In recent weeks, Obama has been talking about the need to pare back subsidies and tax breaks for the oil industry—both here and abroad. That's fine, though as I've noted, many biofuels subsides deserve at least as much scrutiny, if not more. Fortunately, that sentiment seems to be spreading: The GAO just released a report on U.S. biofuels policy that sharply questions whether corn ethanol still needs a $0.45/gallon blender's credit, especially since refiners are now required to use a certain amount of ethanol under the Renewable Fuels Standard anyway. Geoffrey Styles of Energy Outlook explains more fully why the subsidies have become pointless:

[T]he combination of a generous blenders' credit, which until the start of this year paid $0.51/gal., and two successive federal biofuel standards led to over-expansion of the ethanol industry relative to demand, either mandated or economic. That harmed the industry and led to many ethanol plants being sold or mothballed in the last year, with a number of ethanol companies going bankrupt, including VeraSun, which had been an industry leader not long before its demise. ...

The US corn ethanol industry doesn't need to grow further, because it is already within striking distance of the target set by the government, which also appears to represent the maximum prudent level of output for a fuel source that makes such heavy use of water and fossil energy sources in its production, and that ultimately competes with the consumption of corn as food or feed, here and abroad.

In other words, the work of the subsidies and mandates for corn ethanol is complete, and the government has shifted its focus to cellulosic ethanol and other advanced biofuels, which enjoy their own distinct—and more generous—subsidies. It hopes these sources will expand from essentially zero to cover the remaining 21 BGY of the current RFS by 2022.

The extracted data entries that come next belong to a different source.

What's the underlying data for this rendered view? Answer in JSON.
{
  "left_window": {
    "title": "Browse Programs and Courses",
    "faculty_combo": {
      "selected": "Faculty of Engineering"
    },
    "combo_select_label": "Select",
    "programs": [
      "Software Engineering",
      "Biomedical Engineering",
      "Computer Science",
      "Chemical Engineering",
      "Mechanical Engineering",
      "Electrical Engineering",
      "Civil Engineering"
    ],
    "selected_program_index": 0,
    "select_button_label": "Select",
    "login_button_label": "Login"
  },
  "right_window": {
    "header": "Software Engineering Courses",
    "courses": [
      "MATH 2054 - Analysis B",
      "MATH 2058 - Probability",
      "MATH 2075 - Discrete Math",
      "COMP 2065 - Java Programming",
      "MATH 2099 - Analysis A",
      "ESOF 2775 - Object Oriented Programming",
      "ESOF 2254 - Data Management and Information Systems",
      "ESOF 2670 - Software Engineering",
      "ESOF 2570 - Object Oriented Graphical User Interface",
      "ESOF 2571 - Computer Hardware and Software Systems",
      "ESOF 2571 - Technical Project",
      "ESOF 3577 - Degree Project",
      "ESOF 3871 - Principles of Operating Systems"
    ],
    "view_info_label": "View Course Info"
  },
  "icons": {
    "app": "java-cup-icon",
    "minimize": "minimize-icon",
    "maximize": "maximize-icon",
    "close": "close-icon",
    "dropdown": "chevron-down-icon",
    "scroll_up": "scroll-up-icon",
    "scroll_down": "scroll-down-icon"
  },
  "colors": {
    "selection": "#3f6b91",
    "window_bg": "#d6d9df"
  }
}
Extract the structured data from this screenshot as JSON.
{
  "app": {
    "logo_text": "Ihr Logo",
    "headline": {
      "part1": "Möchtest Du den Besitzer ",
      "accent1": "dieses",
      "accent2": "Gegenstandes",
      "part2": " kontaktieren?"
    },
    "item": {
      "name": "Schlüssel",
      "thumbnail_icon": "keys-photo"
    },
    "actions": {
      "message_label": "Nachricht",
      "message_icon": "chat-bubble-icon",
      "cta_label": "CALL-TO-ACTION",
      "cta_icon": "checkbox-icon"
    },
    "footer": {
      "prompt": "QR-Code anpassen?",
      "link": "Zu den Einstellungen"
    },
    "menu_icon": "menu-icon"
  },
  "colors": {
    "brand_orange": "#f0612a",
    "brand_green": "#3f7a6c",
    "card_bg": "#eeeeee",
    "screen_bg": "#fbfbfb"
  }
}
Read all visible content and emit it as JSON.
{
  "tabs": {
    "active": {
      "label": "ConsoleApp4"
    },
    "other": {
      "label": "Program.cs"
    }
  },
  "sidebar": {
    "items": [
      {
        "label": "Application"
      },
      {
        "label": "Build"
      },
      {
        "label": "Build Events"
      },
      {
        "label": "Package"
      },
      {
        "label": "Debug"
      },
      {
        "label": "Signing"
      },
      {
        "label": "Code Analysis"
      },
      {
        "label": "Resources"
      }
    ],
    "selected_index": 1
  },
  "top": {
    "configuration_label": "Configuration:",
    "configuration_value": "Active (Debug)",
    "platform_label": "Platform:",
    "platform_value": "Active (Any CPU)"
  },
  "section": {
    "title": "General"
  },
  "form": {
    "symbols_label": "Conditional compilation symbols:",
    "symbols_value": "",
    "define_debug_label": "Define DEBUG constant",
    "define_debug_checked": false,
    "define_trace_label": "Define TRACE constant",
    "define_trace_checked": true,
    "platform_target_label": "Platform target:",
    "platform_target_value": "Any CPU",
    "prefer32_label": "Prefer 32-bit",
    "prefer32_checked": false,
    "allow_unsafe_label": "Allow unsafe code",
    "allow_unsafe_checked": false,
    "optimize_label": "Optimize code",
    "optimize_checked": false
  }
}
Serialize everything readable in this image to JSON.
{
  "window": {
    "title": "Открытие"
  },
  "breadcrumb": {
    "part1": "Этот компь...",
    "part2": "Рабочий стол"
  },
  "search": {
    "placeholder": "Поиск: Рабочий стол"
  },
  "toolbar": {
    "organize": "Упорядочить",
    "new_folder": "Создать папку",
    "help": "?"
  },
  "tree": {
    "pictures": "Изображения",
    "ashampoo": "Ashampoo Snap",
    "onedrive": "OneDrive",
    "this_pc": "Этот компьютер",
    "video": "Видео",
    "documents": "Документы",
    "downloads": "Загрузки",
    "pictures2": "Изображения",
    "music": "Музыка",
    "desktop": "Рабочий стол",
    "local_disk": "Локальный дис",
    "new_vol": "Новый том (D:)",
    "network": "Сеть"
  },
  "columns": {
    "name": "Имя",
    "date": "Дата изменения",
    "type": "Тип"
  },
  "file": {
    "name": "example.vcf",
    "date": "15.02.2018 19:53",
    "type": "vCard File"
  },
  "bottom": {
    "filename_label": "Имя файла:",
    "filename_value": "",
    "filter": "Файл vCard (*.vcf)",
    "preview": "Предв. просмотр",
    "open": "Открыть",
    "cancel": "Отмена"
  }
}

Now, ideally, we'd be having a broader discussion about biofuels policy. There's ample evidence that the ongoing corn- and soy-ethanol frenzy in the United States and Europe has indirectly fostered deforestation and jacked up food prices. A 2008 Science study found that these "first-generation" biofuels produce nearly twice as many greenhouse-gas emissions as gasoline, once you factor in all the indirect land-use effects.  Alas, Congress is tilted toward rural and farm interests by design, which means corn ethanol isn't slinking away anytime soon. Still, we could at least start with small steps—there's really no need for these subsidies, which total some $4 billion per year (and will rise to $6.75 billion per year by 2015).